Commonwealth Heritage List
- Official name: Captain Ballards Grave
- Type: Listed place (Historic)
- Designated: 22 June 2004
- Reference no.: 105361

= Captain Ballard's Grave =

Captain Ballards Grave is a heritage-listed burial place at Home Island, Cocos (Keeling) Islands, Australia. It was added to the Australian Commonwealth Heritage List on 22 June 2004.

==History==

Captain Ballard is reported to have been an early settler who lived on Home Island in the mid-nineteenth century. He lived with his family on the Island. His two children, Dick and Maria were lost from the shores of the island known as Pulu Maria, which was apparently named after his daughter. Captain Ballard and his dog were buried south east of the copra sheds on Home Island.

== Description ==
There are two brick edged graves, one for a man and the other grave is that of a dog. The larger grave has a timber headstone. Captain Ballard's grave is a rare example of a Western style, late nineteenth century European settler's grave.

In 1996 the bricks of the graves were broken-up and there was vegetation growing through the plots. The timber headstones had collapsed and were decaying.

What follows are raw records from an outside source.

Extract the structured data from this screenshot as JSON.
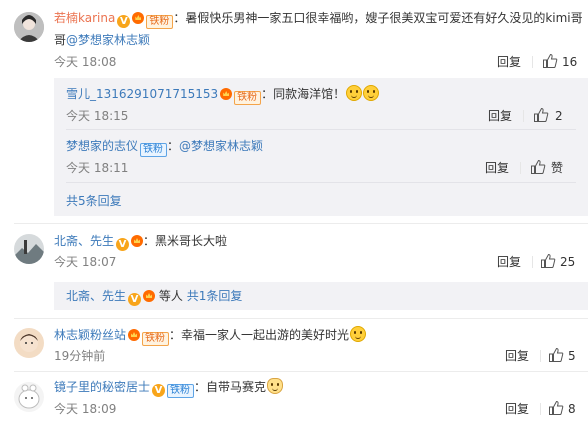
{
  "comments": [
    {
      "author": "若楠karina",
      "fan_badge": "铁粉",
      "text": "：暑假快乐男神一家五口很幸福哟，嫂子很美双宝可爱还有好久没见的kimi哥",
      "text2_prefix": "哥",
      "mention": "@梦想家林志颖",
      "time": "今天 18:08",
      "reply_label": "回复",
      "likes": "16"
    },
    {
      "author": "北斋、先生",
      "text": "：黑米哥长大啦",
      "time": "今天 18:07",
      "reply_label": "回复",
      "likes": "25"
    },
    {
      "author": "林志颖粉丝站",
      "fan_badge": "铁粉",
      "text": "：幸福一家人一起出游的美好时光",
      "time": "19分钟前",
      "reply_label": "回复",
      "likes": "5"
    },
    {
      "author": "镜子里的秘密居士",
      "fan_badge": "铁粉",
      "text": "：自带马赛克",
      "time": "今天 18:09",
      "reply_label": "回复",
      "likes": "8"
    }
  ],
  "replies": [
    {
      "author": "雪儿_1316291071715153",
      "fan_badge": "铁粉",
      "text": "：同款海洋馆！",
      "time": "今天 18:15",
      "reply_label": "回复",
      "likes": "2"
    },
    {
      "author": "梦想家的志仪",
      "fan_badge": "铁粉",
      "text_sep": "：",
      "mention": "@梦想家林志颖",
      "time": "今天 18:11",
      "reply_label": "回复",
      "likes": "赞"
    }
  ],
  "more_replies_1": "共5条回复",
  "collapsed_reply": {
    "author": "北斋、先生",
    "etc": "等人",
    "count": "共1条回复"
  },
  "colors": {
    "name_orange": "#eb7350",
    "link_blue": "#3d7aba",
    "reply_bg": "#f2f2f5"
  }
}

The site is hidden and hard to locate. The location should be professionally surveyed and plotted. The site should be protected from encroachment by adjacent dumping grounds. The collapsed timber headstone requires urgent retrieval and conservation before loss or further decay, brickwork edges stabilised and intruding vegetation cleared.

== Heritage listing ==
Captain Ballard's Grave is significant as evidence of the Clunies-Ross family's occupation of the Cocos (Keeling) Islands in the nineteenth century and their entrepreneurial activity in establishing a supply depot for the shipment of spices, coffee and other supplies. Captain Ballard and his family lived on Home Island in the mid-nineteenth century and were early European settlers. His two children, Dick and Maria, feature in the local history of Home Island because they were lost on the shores of the island known as Pulu Maria.